John Tyma

Personal information
- Date of birth: October 13, 1958 (age 66)
- Place of birth: Cleveland, Ohio, United States
- Position(s): Forward

College career
- Years: Team / Apps / (Gls)
- 1976–1979: Cleveland State Vikings

Senior career*
- Years: Team / Apps / (Gls)
- 1980–1981: Chicago Sting / 14 / (4)
- 1980–1982: Chicago Sting (indoor) / 15 / (1)
- 1982: Tulsa Roughnecks / 5 / (0)
- 1982–1983: Chicago Sting / 5 / (0)
- 1982–1983: Chicago Sting (indoor) / 23 / (1)

= John Tyma =

American soccer player

John Tyma (born October 13, 1958, in Cleveland, Ohio) is a retired American soccer forward who played professionally in the North American Soccer League and Major Indoor Soccer League.

==Youth==
Tyma graduated from Brecksville-Broadview Heights High School where he was member of the 1976 Ohio State High School soccer championship team. He finished his high school career with 76 goals and 23 assists and was a 1975 and 1976 First Team All State player. Tyma attended Cleveland State University where he played on the men's soccer team from 1976 to 1979. He was inducted into the Cleveland State Athletic Hall of Fame in 1997.

==Professional==
In 1980, Tyma turned professional with the Chicago Sting of the North American Soccer League.
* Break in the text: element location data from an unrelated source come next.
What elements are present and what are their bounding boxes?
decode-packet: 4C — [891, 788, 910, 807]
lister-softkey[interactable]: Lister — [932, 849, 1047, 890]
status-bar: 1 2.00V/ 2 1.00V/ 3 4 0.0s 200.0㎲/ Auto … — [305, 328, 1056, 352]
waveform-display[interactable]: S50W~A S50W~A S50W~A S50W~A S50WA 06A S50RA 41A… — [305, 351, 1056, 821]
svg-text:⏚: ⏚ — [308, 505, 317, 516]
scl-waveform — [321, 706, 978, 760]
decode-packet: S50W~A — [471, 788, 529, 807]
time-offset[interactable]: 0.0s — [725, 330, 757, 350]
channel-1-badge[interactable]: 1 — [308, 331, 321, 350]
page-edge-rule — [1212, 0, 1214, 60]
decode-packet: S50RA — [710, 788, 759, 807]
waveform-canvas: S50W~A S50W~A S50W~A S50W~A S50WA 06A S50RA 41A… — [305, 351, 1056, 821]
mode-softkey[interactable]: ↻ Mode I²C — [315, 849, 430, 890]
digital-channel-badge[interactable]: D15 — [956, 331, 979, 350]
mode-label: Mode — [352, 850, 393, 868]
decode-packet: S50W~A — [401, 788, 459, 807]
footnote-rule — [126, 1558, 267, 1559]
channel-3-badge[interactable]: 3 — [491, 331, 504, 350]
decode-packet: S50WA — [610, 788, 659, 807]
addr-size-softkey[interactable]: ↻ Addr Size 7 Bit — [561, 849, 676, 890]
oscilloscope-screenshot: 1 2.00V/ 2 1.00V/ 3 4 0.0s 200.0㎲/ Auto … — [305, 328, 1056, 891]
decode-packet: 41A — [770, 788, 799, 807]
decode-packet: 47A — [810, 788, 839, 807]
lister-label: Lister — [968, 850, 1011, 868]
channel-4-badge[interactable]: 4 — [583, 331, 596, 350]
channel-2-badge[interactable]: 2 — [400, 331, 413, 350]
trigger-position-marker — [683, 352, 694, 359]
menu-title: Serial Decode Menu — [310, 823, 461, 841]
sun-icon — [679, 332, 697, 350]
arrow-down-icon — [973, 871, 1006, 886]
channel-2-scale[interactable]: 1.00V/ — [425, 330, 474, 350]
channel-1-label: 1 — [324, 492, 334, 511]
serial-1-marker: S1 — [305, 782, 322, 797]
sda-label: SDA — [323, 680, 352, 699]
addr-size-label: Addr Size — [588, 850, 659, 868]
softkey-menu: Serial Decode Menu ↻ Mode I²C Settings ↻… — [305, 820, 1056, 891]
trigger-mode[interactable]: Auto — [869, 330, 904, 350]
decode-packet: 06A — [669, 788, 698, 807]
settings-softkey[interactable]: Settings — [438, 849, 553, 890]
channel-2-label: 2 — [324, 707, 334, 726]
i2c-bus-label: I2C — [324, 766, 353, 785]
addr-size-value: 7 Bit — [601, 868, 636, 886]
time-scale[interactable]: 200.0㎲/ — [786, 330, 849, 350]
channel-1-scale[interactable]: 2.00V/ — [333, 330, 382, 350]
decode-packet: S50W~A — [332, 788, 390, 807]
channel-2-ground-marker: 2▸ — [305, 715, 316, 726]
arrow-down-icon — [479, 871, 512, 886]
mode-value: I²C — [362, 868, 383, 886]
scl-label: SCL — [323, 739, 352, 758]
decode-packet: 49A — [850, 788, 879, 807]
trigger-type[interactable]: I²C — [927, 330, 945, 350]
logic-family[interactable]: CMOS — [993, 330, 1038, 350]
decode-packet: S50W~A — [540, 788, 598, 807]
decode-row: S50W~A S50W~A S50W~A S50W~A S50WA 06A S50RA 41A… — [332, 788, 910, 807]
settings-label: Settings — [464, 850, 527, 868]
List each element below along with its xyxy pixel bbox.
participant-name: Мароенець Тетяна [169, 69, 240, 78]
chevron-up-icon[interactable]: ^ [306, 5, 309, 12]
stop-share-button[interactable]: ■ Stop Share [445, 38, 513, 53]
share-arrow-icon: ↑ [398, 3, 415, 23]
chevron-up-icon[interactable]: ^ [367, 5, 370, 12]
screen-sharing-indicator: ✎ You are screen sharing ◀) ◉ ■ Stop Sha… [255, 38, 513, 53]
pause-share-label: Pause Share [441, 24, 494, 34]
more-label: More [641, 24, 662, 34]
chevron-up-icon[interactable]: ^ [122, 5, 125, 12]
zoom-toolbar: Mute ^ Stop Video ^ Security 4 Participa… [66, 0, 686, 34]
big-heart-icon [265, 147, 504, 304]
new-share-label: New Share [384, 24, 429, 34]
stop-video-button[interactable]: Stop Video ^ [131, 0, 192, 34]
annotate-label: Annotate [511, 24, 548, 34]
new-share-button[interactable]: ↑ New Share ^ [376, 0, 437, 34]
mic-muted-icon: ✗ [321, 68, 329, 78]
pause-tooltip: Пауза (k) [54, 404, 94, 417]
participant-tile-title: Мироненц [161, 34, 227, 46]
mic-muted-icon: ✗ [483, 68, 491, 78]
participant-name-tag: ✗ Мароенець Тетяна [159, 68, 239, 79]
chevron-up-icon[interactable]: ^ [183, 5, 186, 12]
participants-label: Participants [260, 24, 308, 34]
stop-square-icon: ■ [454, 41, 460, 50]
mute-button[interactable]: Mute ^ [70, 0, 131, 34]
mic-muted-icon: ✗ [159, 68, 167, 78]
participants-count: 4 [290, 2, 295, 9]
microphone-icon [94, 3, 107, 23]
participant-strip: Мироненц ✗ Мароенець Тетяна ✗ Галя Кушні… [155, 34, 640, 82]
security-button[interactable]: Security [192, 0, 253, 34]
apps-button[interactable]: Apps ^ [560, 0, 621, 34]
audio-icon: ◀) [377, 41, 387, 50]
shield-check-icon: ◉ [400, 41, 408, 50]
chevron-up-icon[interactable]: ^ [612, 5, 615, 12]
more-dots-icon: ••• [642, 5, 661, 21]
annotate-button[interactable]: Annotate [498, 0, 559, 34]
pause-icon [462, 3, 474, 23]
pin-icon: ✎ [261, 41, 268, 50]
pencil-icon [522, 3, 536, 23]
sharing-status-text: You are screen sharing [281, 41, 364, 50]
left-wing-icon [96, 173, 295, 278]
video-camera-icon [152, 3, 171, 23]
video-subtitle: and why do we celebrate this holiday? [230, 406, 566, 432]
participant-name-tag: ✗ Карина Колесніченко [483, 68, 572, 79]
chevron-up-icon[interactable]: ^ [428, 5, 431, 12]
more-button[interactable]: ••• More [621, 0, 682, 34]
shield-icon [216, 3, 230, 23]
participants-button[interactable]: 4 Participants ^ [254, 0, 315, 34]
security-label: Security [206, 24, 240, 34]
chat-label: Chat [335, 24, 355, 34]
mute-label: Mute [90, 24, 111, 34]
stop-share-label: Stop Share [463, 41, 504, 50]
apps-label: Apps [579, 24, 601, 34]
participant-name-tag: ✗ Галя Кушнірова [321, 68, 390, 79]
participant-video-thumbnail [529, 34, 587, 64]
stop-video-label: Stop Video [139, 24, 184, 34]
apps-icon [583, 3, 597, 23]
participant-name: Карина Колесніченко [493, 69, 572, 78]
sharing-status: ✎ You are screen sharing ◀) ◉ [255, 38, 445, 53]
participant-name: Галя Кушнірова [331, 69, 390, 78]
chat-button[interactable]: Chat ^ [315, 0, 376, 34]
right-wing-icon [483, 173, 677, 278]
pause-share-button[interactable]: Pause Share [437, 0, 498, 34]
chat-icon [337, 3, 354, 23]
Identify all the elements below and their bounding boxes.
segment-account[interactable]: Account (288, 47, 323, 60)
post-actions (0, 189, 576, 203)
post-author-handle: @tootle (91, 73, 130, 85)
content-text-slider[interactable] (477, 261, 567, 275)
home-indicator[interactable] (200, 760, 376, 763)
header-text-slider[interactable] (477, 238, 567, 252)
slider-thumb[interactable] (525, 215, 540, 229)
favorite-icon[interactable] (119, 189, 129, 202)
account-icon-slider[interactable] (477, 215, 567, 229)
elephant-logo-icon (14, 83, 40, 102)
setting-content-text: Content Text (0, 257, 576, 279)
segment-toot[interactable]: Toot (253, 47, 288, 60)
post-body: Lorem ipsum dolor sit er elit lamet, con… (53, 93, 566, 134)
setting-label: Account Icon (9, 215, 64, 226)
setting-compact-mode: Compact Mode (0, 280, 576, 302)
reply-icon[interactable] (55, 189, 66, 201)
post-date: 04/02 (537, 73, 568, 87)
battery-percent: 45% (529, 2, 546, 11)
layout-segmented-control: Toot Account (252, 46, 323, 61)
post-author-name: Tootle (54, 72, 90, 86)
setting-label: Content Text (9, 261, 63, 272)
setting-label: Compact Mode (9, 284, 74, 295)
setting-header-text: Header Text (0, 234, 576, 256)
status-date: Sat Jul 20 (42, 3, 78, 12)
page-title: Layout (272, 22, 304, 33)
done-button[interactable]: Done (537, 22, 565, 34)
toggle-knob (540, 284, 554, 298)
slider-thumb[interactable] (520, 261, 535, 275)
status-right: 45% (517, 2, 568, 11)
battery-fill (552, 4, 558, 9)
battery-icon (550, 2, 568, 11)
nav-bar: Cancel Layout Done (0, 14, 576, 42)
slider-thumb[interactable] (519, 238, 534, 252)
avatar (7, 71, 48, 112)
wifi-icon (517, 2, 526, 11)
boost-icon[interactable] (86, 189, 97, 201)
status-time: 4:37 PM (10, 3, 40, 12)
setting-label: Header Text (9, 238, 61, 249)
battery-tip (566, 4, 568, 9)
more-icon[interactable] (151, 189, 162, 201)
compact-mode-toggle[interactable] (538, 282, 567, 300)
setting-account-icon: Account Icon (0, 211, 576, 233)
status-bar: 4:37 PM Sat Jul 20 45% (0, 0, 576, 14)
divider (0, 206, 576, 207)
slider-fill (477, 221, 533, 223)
On March 31, 1982, the Sting traded Tyma, Dave Huson and their 1983 third round draft pick to the Tulsa Roughnecks in exchange for Duncan McKenzie. Tyma played five games for the Roughnecks. On June 13, 1982, the Roughnecks Tyma and Tim Twellman to the Sting in exchange for Tasso Koutsoukos. In the winter of 1982–1983, the Sting played in the Major Indoor Soccer League.

He was inducted into the Illinois State Soccer Association Hall of Fame in 1992.